The Northern Alliance was on a roll. By late Tuesday (Afghan time) it seemed to be pressing onward without stopping for a breather. Opposition fighters were said to be advancing eastward from Kabul along the main highway toward Jalalabad, a key Afghan city not far from the Pakistan border. And in the southern outpost of Kandahar, the traditional seat of Taliban power, eyewitnesses said some–but not all–Taliban fighters had packed up their weapons and evacuated in vehicles toward Uruzgan, the home province of Taliban leader Mullah Mohammed Omar.
A welter of unconfirmed reports speculated that fighting had erupted in Kandahar itself, that the city had fallen–and even that Mullah Omar had fled the country. None of these rumors could be independently corroborated, but the Reuters news agency said Tuesday that Mullah Omar had urged his fighters not to behave “like a slaughtered chicken which falls and dies.” “You should regroup yourselves, resist and fight,” the Taliban leader was quoted as saying in a Pashto-language radio address monitored by the Pakistan-based Afghan Islamic Press.
It is not yet clear whether the Taliban retreat represented a decisive loss of morale or an orderly withdrawal that may be the first stage in a new phase of guerrilla war. What is clear, however, is that the spectacularly speedy Northern Alliance offensive has left a worrisome political vacuum in Kabul. Now the urgent problem is how to accelerate the political process of setting up an alternative government before the uncertainty gives rise to anarchy, looting and revenge killings in a repeat of the bloodshed that erupted after the 1992 ouster of the Soviet-backed communist regime in Kabul.

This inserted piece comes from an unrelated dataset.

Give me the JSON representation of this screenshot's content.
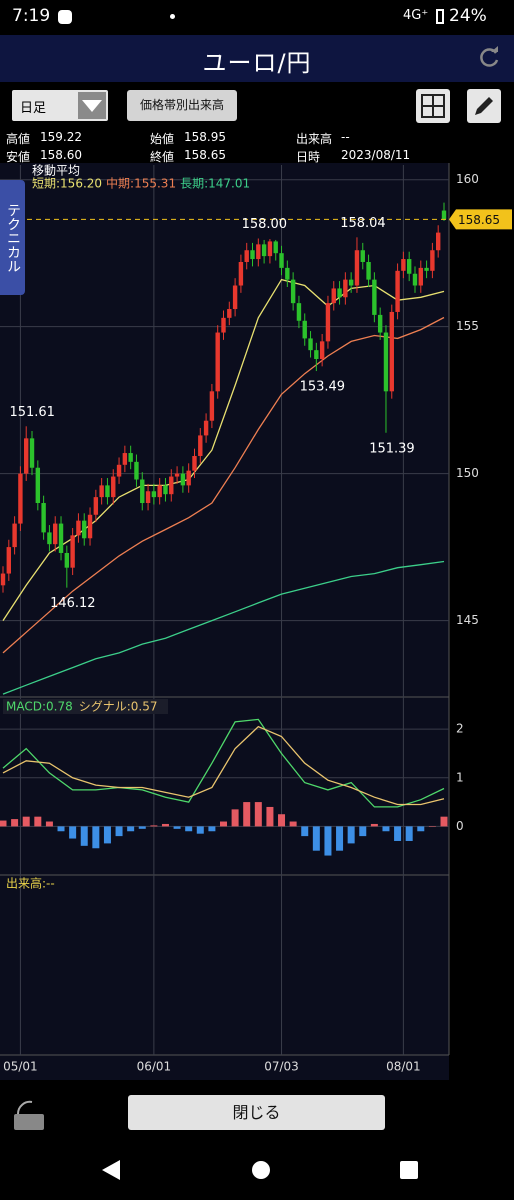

The key to this may lie with anti-Taliban Pashtun commanders both inside and outside Afghanistan, who were scurrying to try to protect Pashtun interests in the wake of the Northern Alliance blitzkrieg. Many Afghans distrust the Northern Alliance because it consists largely of ethnic Uzbeks, Tajiks and Hazaras, whereas Pashtuns–who made up the Taliban–comprise 40 percent of the population and are the largest single ethnic group.
In the Pakistan frontier city of Peshawar, one exiled Pashtun leader, Haji Zaman Ghamsharik, huddled with other commanders from the four provinces of eastern Afghanistan, the area around Jalalabad, in a day-long strategy session Tuesday. “We have sent a delegation to the Taliban authorities in Jalalabad asking them to hand control to us,” Zaman told NEWSWEEK. “If they say yes, we’ll go to Afghanistan immediately to help establish law and order. If they refuse and say no, we’ll go to Afghanistan to fight. Either way, we’re going in.”
Concerns about maintaining law and order were visceral and real. The strategic northern outpost of Mazar-e Sharif fell to the Northern Alliance last Friday, when some men celebrated by shaving their beards and women abandoned their head-to-toe burqas–and even burned them. Most of the residents are Uzbeks, Tajiks and Hazaras with an ethnic affinity with the Northern Alliance fighters, so it was not surprising that the Taliban Pashtuns retreated so swiftly. Still, at least 200 hardcore pro-Taliban mujahedin–mostly Arab, Chechen and Pakistani fighters–were holed up in a school and near an airport, vowing to fight to the death, according to a Taliban official. And unconfirmed reports suggested that hundreds of people had already been killed in the battle for this key northern city. The capture of Kabul seems likely to bring further bloodshed–and greater uncertainty.